Prens başını salladı.
"Evet, sorun ne?"
Zoro sıkıca Sanji'nin omzunu tuttu.
"Yani... Beni böyle çağıran tek kişi o'ydu... Küçük Aşçı'ydı. Yani... Sen..?!"
Sanji kıkırdayıp başını salladı.
"Yeni mi hatırlıyorsun, marimo"
"Siz... Başından beri biliyor musunuz?"
"mhm"
Zoro, sıkıca Sanji'ye sarıldı. O, Küçük Aşçı'yı kaybettiğini sanıyordu. Belki de onların kaderleri kırmızı bir iple bağlıydı. Her şey şuan yerine oturmuştu. Prens, Küçük Aşçı'ya çok benziyordu zaten. Tek sorun, Zoro'nun bunu fark edemeyecek kadar aptal olmasıydı. Lakin, şuan arkadaşının sağ olmasının verdiği mutluluk bütün vücudunu sarmıştı. Sonrasında, Sanji odayı göstermeye devam etti. Nihayetinde, odadan çıkarken Zoro onun kolunu tutmuştu.
"Prensim..."
"Uykum var, Zoro. Sonra konuşsak olur mu?"
Zoro'nun kavraması yavaşça gevşedi ve Zoro başıyla onayladı. Sonra Prens odadan çıkıp kapıyı kapatmadan önce fısıldadı:
"İyi geceler, Bay Kılıç Ustası"
"İyi geceler, Prensim"
Prens usul adımlarla odasına ilerledi. Ardından odaya girip kapıyı örttü yavaşça. Yatağına uzandı ve gözlerini kapadı. Sonra yataktaki peluşlardan birine sarıldı. Nedensizce Zoro gelmişti aklına. Açık bir Pembe tonuna büründü yanakları. Sonra o düşünceleri uzaklaştırmaya çalıştı zihninden. Fakat yapamıyordu bir türlü.
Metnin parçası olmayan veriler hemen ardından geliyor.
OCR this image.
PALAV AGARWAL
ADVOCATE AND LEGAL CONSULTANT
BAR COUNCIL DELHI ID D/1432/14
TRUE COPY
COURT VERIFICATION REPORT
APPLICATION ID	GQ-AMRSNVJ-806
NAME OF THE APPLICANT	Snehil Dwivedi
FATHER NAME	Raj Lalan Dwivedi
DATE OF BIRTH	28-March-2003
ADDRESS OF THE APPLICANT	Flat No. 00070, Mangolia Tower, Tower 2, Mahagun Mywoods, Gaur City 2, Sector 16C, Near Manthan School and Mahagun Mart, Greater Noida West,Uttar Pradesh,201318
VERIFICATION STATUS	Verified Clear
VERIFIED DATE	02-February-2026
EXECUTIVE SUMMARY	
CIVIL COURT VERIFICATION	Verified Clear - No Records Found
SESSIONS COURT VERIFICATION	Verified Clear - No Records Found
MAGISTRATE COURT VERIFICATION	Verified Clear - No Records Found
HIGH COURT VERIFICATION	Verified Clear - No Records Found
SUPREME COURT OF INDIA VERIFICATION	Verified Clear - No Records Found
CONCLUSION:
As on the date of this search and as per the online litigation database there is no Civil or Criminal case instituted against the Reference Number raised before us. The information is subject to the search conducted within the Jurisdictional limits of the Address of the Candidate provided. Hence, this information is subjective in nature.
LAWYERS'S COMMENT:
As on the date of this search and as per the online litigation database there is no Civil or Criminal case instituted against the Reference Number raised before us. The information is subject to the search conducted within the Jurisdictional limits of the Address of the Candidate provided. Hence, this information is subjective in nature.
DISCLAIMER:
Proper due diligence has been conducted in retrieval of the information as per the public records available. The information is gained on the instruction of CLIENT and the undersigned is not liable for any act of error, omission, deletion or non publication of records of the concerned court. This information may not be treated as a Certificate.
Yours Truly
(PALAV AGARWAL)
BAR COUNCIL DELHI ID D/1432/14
Sonunda uykuya daldığında; rüyasında Kılıç Ustası da vardı. Sanji kafasını Zoro'nun omzuna koymuş, beraber günbatımını seyrediyorlardı. Sonra aniden Kılıç Ustası kaybolmuştu. Onun yerine babası vardı. Sanji ayağa kalkmış, geri doğru yürüyordu. Sonra birden karanlık bir odaya girdiler, odadaki su Sanji'nin bileğine geliyordu. Birden herkes üstüne yürümeye başladı Sanji'nin: Abileri, ablası ve de Zoro ile Zeff. En kötüsü de eski koruması da oradaydı. Sanji hakkında bir şeyler mırıldanarak üstüne doğru yürüyorlardı. Sonra Annesi de geldiğinde Sanji dayanamıyordu artık. Başını duvara çarptığında geriye de gidemiyordu. Su bütün odayı doldurmaya başladığında hepsi daha da üstüne geliyordu. Ardından hepsi karardı. Sadece su ve Sanji vardı. En sonunda su bütün odayı doldurduğunda gözlerini açtı. Ellerini boynuna götürmüş sıkıca kavramıştı orayı. Yanaklarından süzülen gözyaşları boynuna doğru ilerliyordu. Yutkundu, sonra da ellerini boynundan çekti. Yastığı ter ve göz yaşlarından dolayı ıslanmıştı. Ayağa kalktı usulca. Banyoya gidip bir duş aldı ardından kıyafetlerini giydi. Odasından çıkıp Reiju'nun odasına girdi, odasında yoktu yani çoktan uyanmıştı muhtemelen. Sonrasında Kılıç Ustası'nın odasına doğru gitti. Hâla uyuyordu. Sessizce kapıyı kapatıp odadan çıktı ve alt kata indi, sonrasında ise personellere selam verip mutfağa attı adımlarını.
"Günaydın Abla, Günaydın Moruk"
"Günaydın, Minik Prens"
"Günaydın, salak çocuk"
Sanji ellerini yıkayıp büyük tezgahın başına geçti. Zeff ve Reiju ile de birlikte kahvaltı için bir şeyler hazırladılar. Masayı da hazırladıktan sonra; Prens, Kılıç Ustası'nı uyandırmak için üst kata çıkıp kapısını araladı tekrar. Ve seslendi ona usulca.
"Kahvaltı Hazır"
Fakat Kılıç Ustası'ndan ne bir ses ne de bir hareket yoktu. Sonra Prens sessizce yanına yaklaşıp tekrar seslendi.
"Sabah oldu, Uykucu"
Hâla ses ya da hareket yoktu. Normalde en ufak seste uyanırdı. Lakin, Sanji onun yorulmuş olabileceğini düşündü. Yatağın yanına gidip çöktü ve Zoro'ya baktı. İlk önce gözleri kolyesine takıldı. Yavaşça tişörtünden dışarı çıkarıp baktı kolyeye. Bu Sanji'nin ona verdiği; yüzük takılı olan kolyeyi. Sonrasında elini yanağına götürdü yavaşça ardından okşadı. Fakat Zoro'nun yüzü yanıyordu âdeta. Sanji elini çekecekken Zoro elini tuttu ve gözlerini açtı yavaşça.
"Prensim?.."
Kısık ses tonundan ve gözlerinden bir şeyler olduğu anlaşılıyordu. Zati, yüzü de ateş gibi yanıyordu. Muhtemelen hastalanmıştı.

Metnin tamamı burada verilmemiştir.